The sums of money seem rather small. But two guineas in 1950 would be £48 in 2005 money. A hundred guineas - the price of a quasi-legal abortion - would be £2400. [2]
[edit] Themes
The importance of family is an ongoing theme in the film. The Drake household is filled with warmth, laughter, and uncomplicated happiness. Vera and Stanley Drake have a strong marriage, and after Vera’s secret emerges, although the family has mixed feelings about what she has done, they remain loyal to her. Stanley’s brother, Frank, is married to a self-centered woman, and their relationship counterbalances the Drakes'. Another significant theme involves morality versus legality. Morally, Vera believes that she is doing the right thing by “helping out” women who do not wish to give birth. She is an honest woman who feels driven to perform these procedures out of sheer charity and her understanding of the consequences of unwanted pregnancies in her socio-economic environment. Vera’s good intentions, however, are irrelevant in a court of law. It is noteworthy that Vera's son Sid strongly represents the anti-abortion position and that the representatives of law and authority -- doctors and nurses, the police, and the judge -- are not presented as villains but rather as decent people who are simply doing their jobs properly in the context of 1950's legal and social mores.

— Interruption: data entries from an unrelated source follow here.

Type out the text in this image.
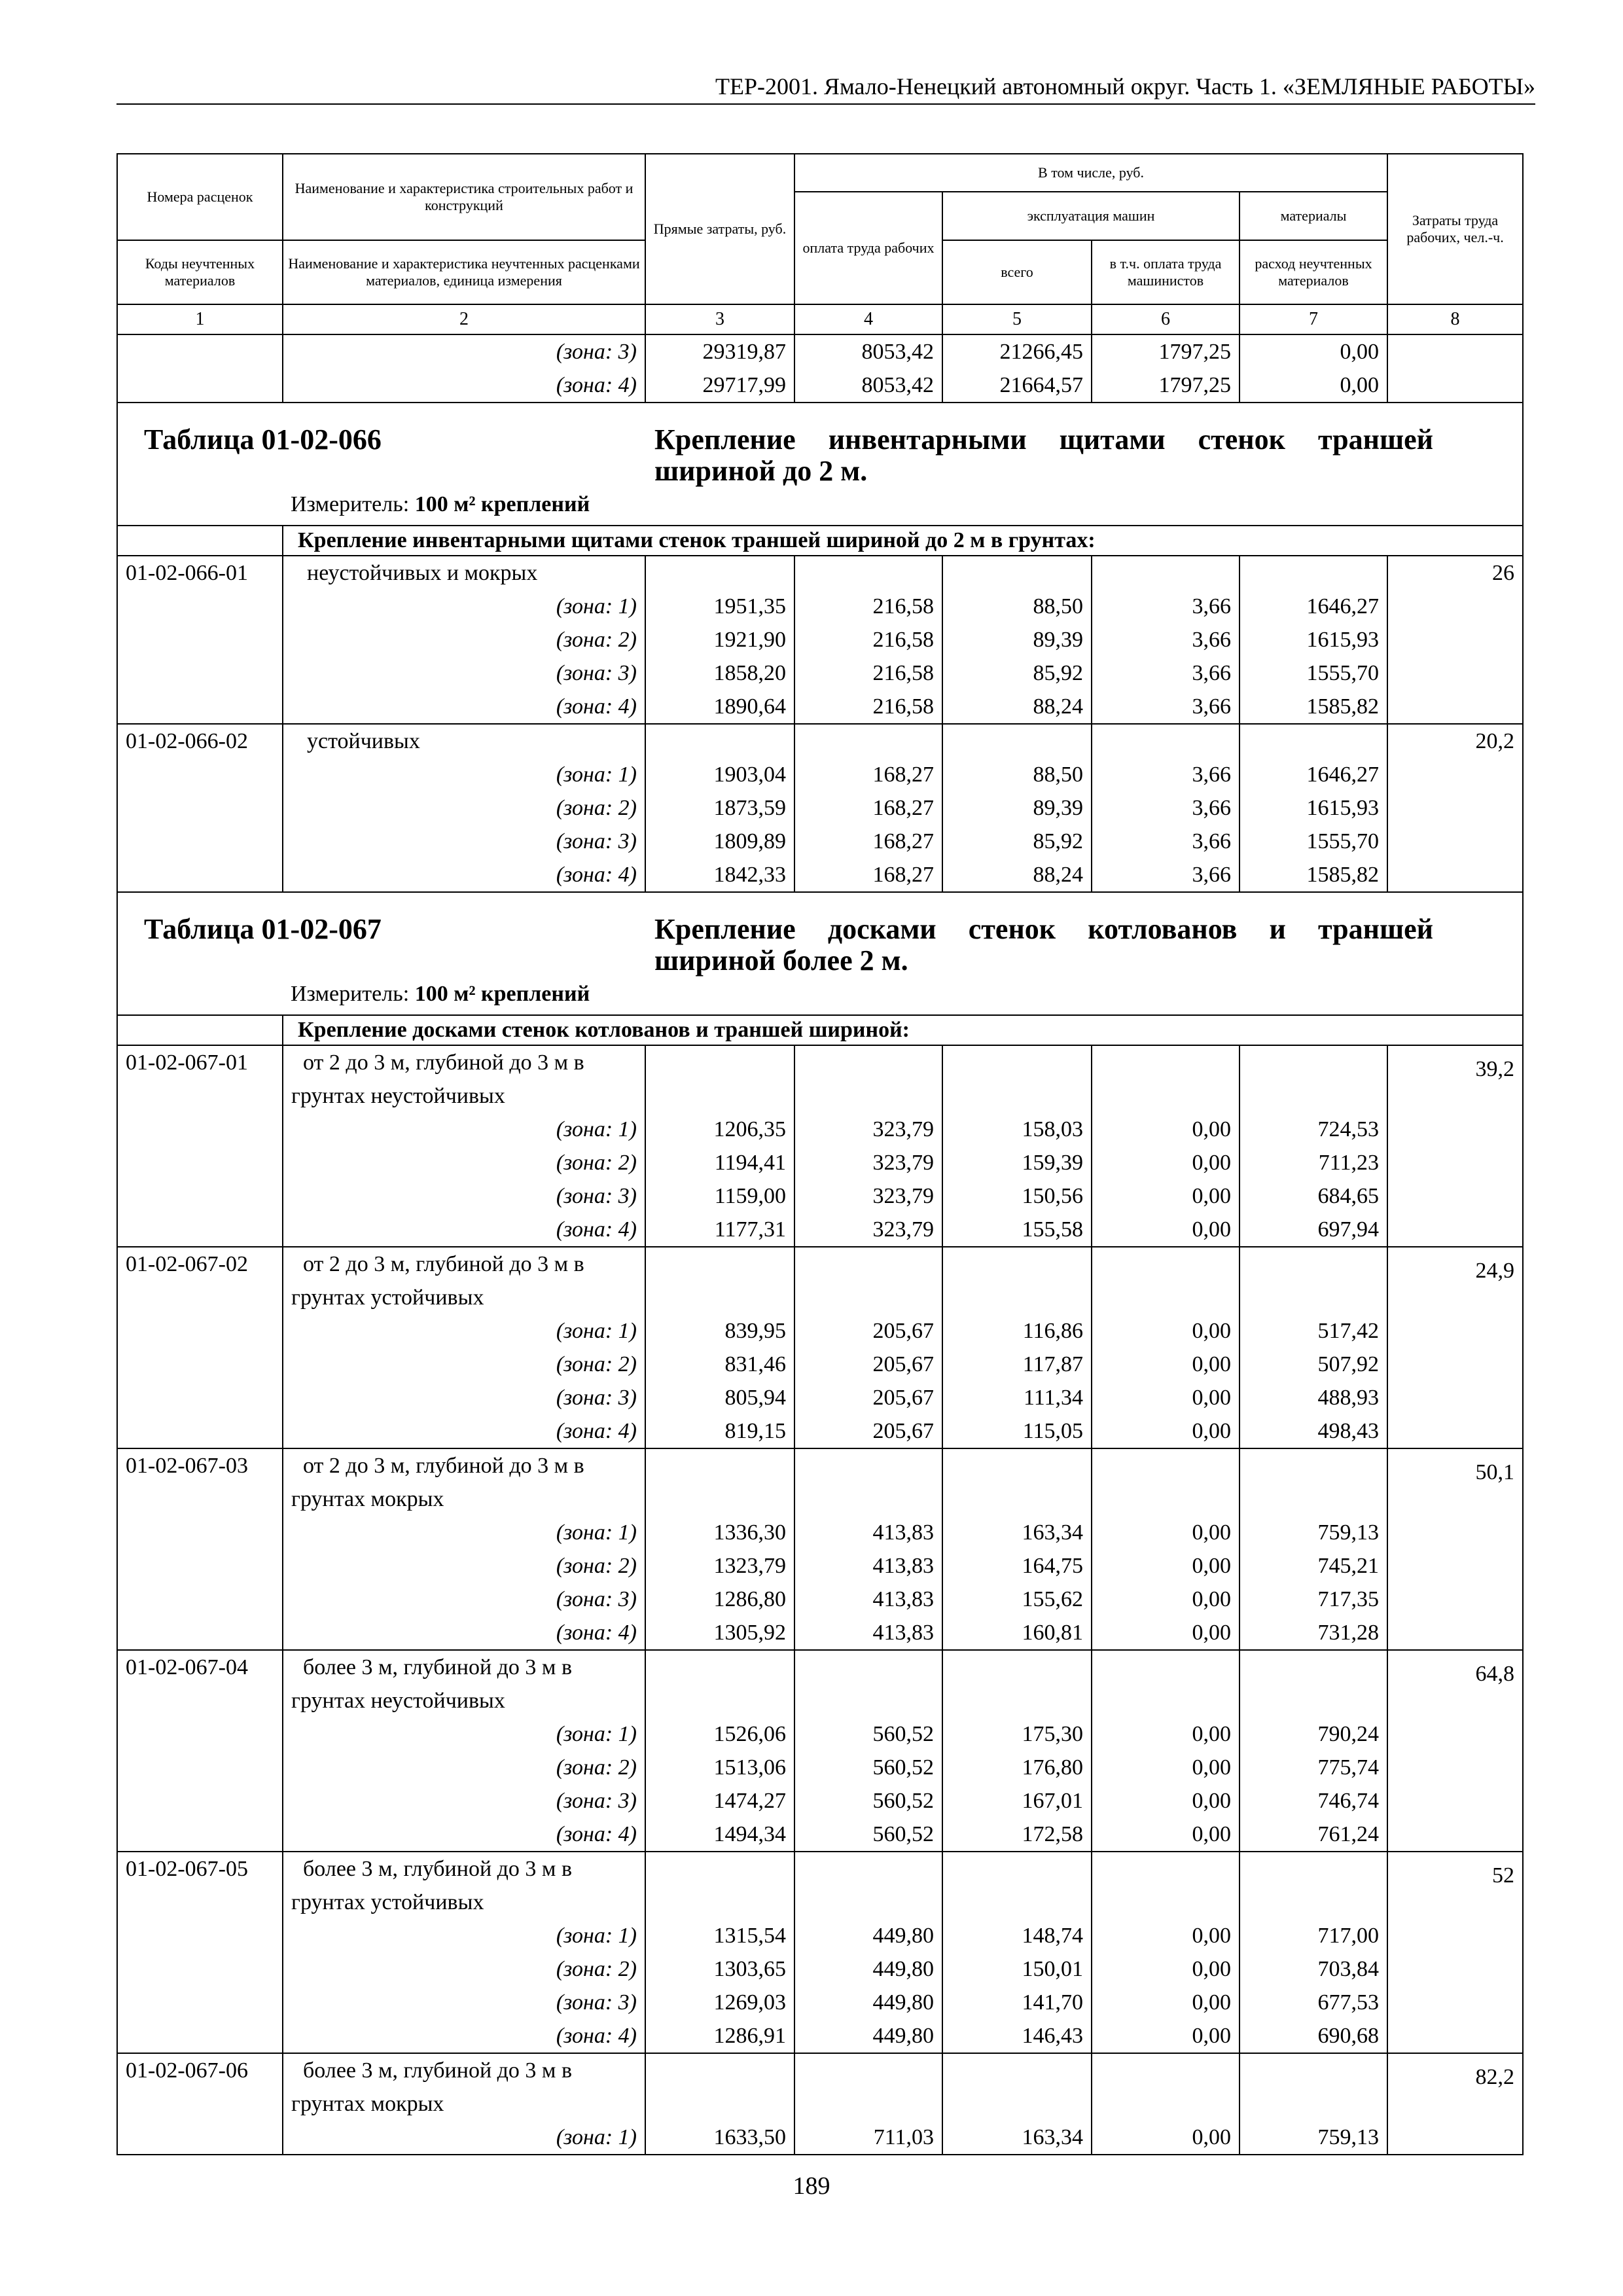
ТЕР-2001. Ямало-Ненецкий автономный округ. Часть 1. «ЗЕМЛЯНЫЕ РАБОТЫ»
Номера расценок	Наименование и характеристика строительных работ и конструкций	Прямые затраты, руб.	В том числе, руб.				Затраты труда рабочих, чел.-ч.
			оплата труда рабочих	эксплуатация машин		материалы	
Коды неучтенных материалов	Наименование и характеристика неучтенных расценками материалов, единица измерения			всего	в т.ч. оплата труда машинистов	расход неучтенных материалов	
1	2	3	4	5	6	7	8
	(зона: 3)	29319,87	8053,42	21266,45	1797,25	0,00	
	(зона: 4)	29717,99	8053,42	21664,57	1797,25	0,00	

Таблица 01-02-066 Крепление инвентарными щитами стенок траншей шириной до 2 м.
Измеритель: 100 м² креплений							

	Крепление инвентарными щитами стенок траншей шириной до 2 м в грунтах:						
01-02-066-01	неустойчивых и мокрых						26
	(зона: 1)	1951,35	216,58	88,50	3,66	1646,27	
	(зона: 2)	1921,90	216,58	89,39	3,66	1615,93	
	(зона: 3)	1858,20	216,58	85,92	3,66	1555,70	
	(зона: 4)	1890,64	216,58	88,24	3,66	1585,82	
01-02-066-02	устойчивых						20,2
	(зона: 1)	1903,04	168,27	88,50	3,66	1646,27	
	(зона: 2)	1873,59	168,27	89,39	3,66	1615,93	
	(зона: 3)	1809,89	168,27	85,92	3,66	1555,70	
	(зона: 4)	1842,33	168,27	88,24	3,66	1585,82	

Таблица 01-02-067 Крепление досками стенок котлованов и траншей шириной более 2 м.
Измеритель: 100 м² креплений							

	Крепление досками стенок котлованов и траншей шириной:						
01-02-067-01	от 2 до 3 м, глубиной до 3 м в грунтах неустойчивых						39,2
	(зона: 1)	1206,35	323,79	158,03	0,00	724,53	
	(зона: 2)	1194,41	323,79	159,39	0,00	711,23	
	(зона: 3)	1159,00	323,79	150,56	0,00	684,65	
	(зона: 4)	1177,31	323,79	155,58	0,00	697,94	
01-02-067-02	от 2 до 3 м, глубиной до 3 м в грунтах устойчивых						24,9
	(зона: 1)	839,95	205,67	116,86	0,00	517,42	
	(зона: 2)	831,46	205,67	117,87	0,00	507,92	
	(зона: 3)	805,94	205,67	111,34	0,00	488,93	
	(зона: 4)	819,15	205,67	115,05	0,00	498,43	
01-02-067-03	от 2 до 3 м, глубиной до 3 м в грунтах мокрых						50,1
	(зона: 1)	1336,30	413,83	163,34	0,00	759,13	
	(зона: 2)	1323,79	413,83	164,75	0,00	745,21	
	(зона: 3)	1286,80	413,83	155,62	0,00	717,35	
	(зона: 4)	1305,92	413,83	160,81	0,00	731,28	
01-02-067-04	более 3 м, глубиной до 3 м в грунтах неустойчивых						64,8
	(зона: 1)	1526,06	560,52	175,30	0,00	790,24	
	(зона: 2)	1513,06	560,52	176,80	0,00	775,74	
	(зона: 3)	1474,27	560,52	167,01	0,00	746,74	
	(зона: 4)	1494,34	560,52	172,58	0,00	761,24	
01-02-067-05	более 3 м, глубиной до 3 м в грунтах устойчивых						52
	(зона: 1)	1315,54	449,80	148,74	0,00	717,00	
	(зона: 2)	1303,65	449,80	150,01	0,00	703,84	
	(зона: 3)	1269,03	449,80	141,70	0,00	677,53	
	(зона: 4)	1286,91	449,80	146,43	0,00	690,68	
01-02-067-06	более 3 м, глубиной до 3 м в грунтах мокрых						82,2
	(зона: 1)	1633,50	711,03	163,34	0,00	759,13	
189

[edit] Awards & nominations
- 2004 European Film Awards - won "Best Actress" & nominated for "Best Film"
- 2004 Venice Film Festival - won "Golden Lion" for Best Film & "Volpi Cup" for Best Actress
- 2005 Golden Globes - nominated "Best Performance by an Actress in a Motion Picture - Drama"
- 2005 Academy Awards - nominated Best Actress, Best Director, Best Original Screenplay
- 2005 BAFTAs - won "Best Director", "Best Actress in a Leading Role" & "Costume Design". Nominated for "Best Film", "Best Supporting Actor", "Best Supporting Actress", and "Best British Film".